Doctoral candidate Jessica Cheng successfully defended her dissertation, "Agreeing to Disagree: Applying a Logic-based Approach to Reconciling and Merging Multiple Taxonomies," on May 25.
Her committee included Professor Bertram Ludäscher (chair); Professor Allen Renear; Assistant Professor Karen Wickett; and Nico Franz, professor in the School of Life Sciences at Arizona State University.
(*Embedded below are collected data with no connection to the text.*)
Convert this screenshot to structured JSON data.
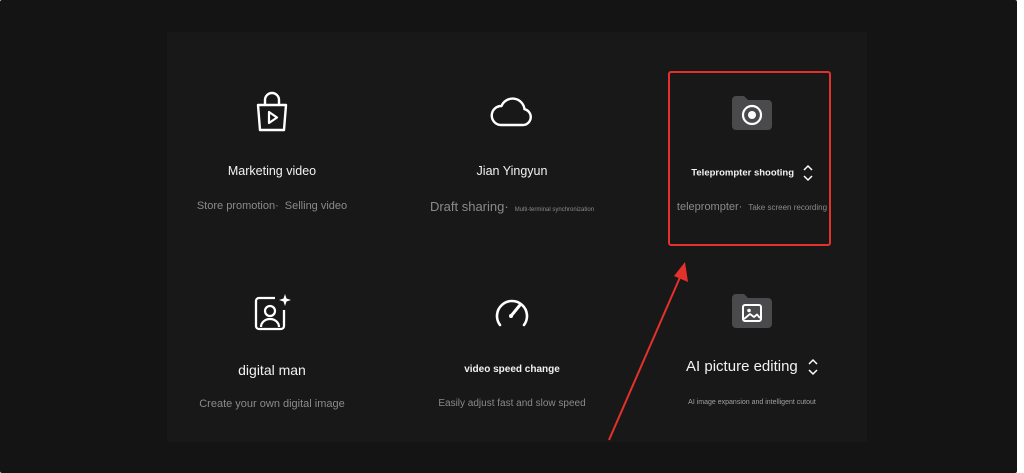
{
  "cards": [
    {
      "title": "Marketing video",
      "subs": [
        "Store promotion·",
        "Selling video"
      ]
    },
    {
      "title": "Jian Yingyun",
      "subs": [
        "Draft sharing·",
        "Multi-terminal synchronization"
      ]
    },
    {
      "title": "Teleprompter shooting",
      "subs": [
        "teleprompter·",
        "Take screen recording"
      ]
    },
    {
      "title": "digital man",
      "subs": [
        "Create your own digital image"
      ]
    },
    {
      "title": "video speed change",
      "subs": [
        "Easily adjust fast and slow speed"
      ]
    },
    {
      "title": "AI picture editing",
      "subs": [
        "AI image expansion and intelligent cutout"
      ]
    }
  ],
  "icons": {
    "c0": "shopping-bag-play-icon",
    "c1": "cloud-icon",
    "c2": "folder-record-icon",
    "c3": "portrait-sparkle-icon",
    "c4": "speedometer-icon",
    "c5": "folder-image-icon",
    "sort": "chevron-up-down-icon"
  },
  "colors": {
    "background": "#141414",
    "highlight": "#e5312b",
    "text": "#f2f2f2",
    "muted": "#8a8a8a",
    "folder": "#4a4a4c"
  }
}
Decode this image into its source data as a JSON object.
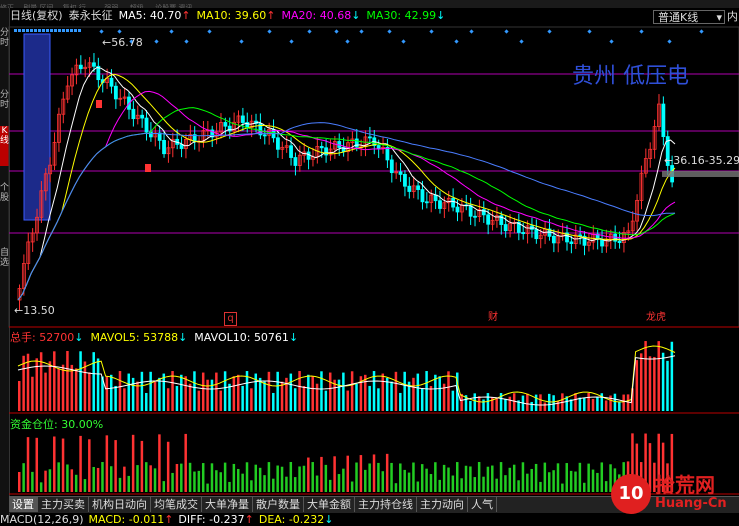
{
  "window": {
    "top_menu": [
      "修正",
      "…刷量",
      "区间…",
      "复权",
      "行…",
      "…",
      "强弱",
      "…",
      "超级",
      "…",
      "论股票",
      "资讯",
      "…"
    ]
  },
  "left_sidebar": {
    "items": [
      {
        "label": "分时",
        "active": false
      },
      {
        "label": "分时",
        "active": false
      },
      {
        "label": "K线",
        "active": true
      },
      {
        "label": "个股",
        "active": false
      },
      {
        "label": "自选",
        "active": false
      }
    ]
  },
  "header": {
    "period": "日线(复权)",
    "stock_name": "泰永长征",
    "ma5": {
      "label": "MA5:",
      "value": "40.70",
      "arrow": "↑",
      "color": "#ffffff"
    },
    "ma10": {
      "label": "MA10:",
      "value": "39.60",
      "arrow": "↑",
      "color": "#ffff00"
    },
    "ma20": {
      "label": "MA20:",
      "value": "40.68",
      "arrow": "↓",
      "color": "#ff00ff"
    },
    "ma30": {
      "label": "MA30:",
      "value": "42.99",
      "arrow": "↓",
      "color": "#00ff00"
    },
    "ktype_label": "普通K线",
    "right_button": "内"
  },
  "price_chart": {
    "high_label": "56.78",
    "low_label": "13.50",
    "range_label": "36.16-35.29",
    "overlay_text": "贵州  低压电",
    "markers": [
      "q",
      "财",
      "龙虎"
    ],
    "colors": {
      "up": "#ff3232",
      "down": "#00ffff",
      "ma5": "#ffffff",
      "ma10": "#ffff00",
      "ma20": "#ff00ff",
      "ma30": "#00ff00",
      "ma60": "#4a7dff",
      "hline": "#b000b0"
    }
  },
  "volume_panel": {
    "label": "总手:",
    "value": "52700",
    "value_arrow": "↓",
    "mavol5_label": "MAVOL5:",
    "mavol5_value": "53788",
    "mavol5_arrow": "↓",
    "mavol10_label": "MAVOL10:",
    "mavol10_value": "50761",
    "mavol10_arrow": "↓"
  },
  "fund_panel": {
    "label": "资金仓位:",
    "value": "30.00%"
  },
  "tabs": [
    "设置",
    "主力买卖",
    "机构日动向",
    "均笔成交",
    "大单净量",
    "散户数量",
    "大单金额",
    "主力持仓线",
    "主力动向",
    "人气"
  ],
  "macd": {
    "label": "MACD(12,26,9)",
    "macd_label": "MACD:",
    "macd_value": "-0.011",
    "macd_arrow": "↑",
    "diff_label": "DIFF:",
    "diff_value": "-0.237",
    "diff_arrow": "↑",
    "dea_label": "DEA:",
    "dea_value": "-0.232",
    "dea_arrow": "↓"
  },
  "watermark": {
    "logo": "10",
    "cn": "拾荒网",
    "url": "Huang-Cn"
  }
}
Abstract: Taxonomies are used to classify concepts into hierarchies via parent-child (is-a) relationships. The proliferation of taxonomies leads to interoperability challenges when one attempts to incorporate existing taxonomies with a newly created taxonomy, or to integrate multiple data in a digital library that were prepared by different taxonomies. To address these interoperability challenges, methods to systematically align two taxonomies and merge them into a single merged view have been developed in extant literature. However, merging taxonomies into a unified representation may result in the loss of important information that was present in the original taxonomies. The goals of this dissertation are thus to align and merge taxonomies that: (1) preserve the information in both taxonomies in the merged solution(s); (2) provide multiple possible solutions. Cheng applies a logic-based alignment approach to taxonomies in socio-geographic contexts, including the United States maps, country taxonomies, indigenous peoples' tribes, and historical sovereignties in biodiversity data. Through these use cases, it is demonstrated that the logic-based taxonomy alignment approach is feasible to reconcile conflicts in socio-geographic taxonomies.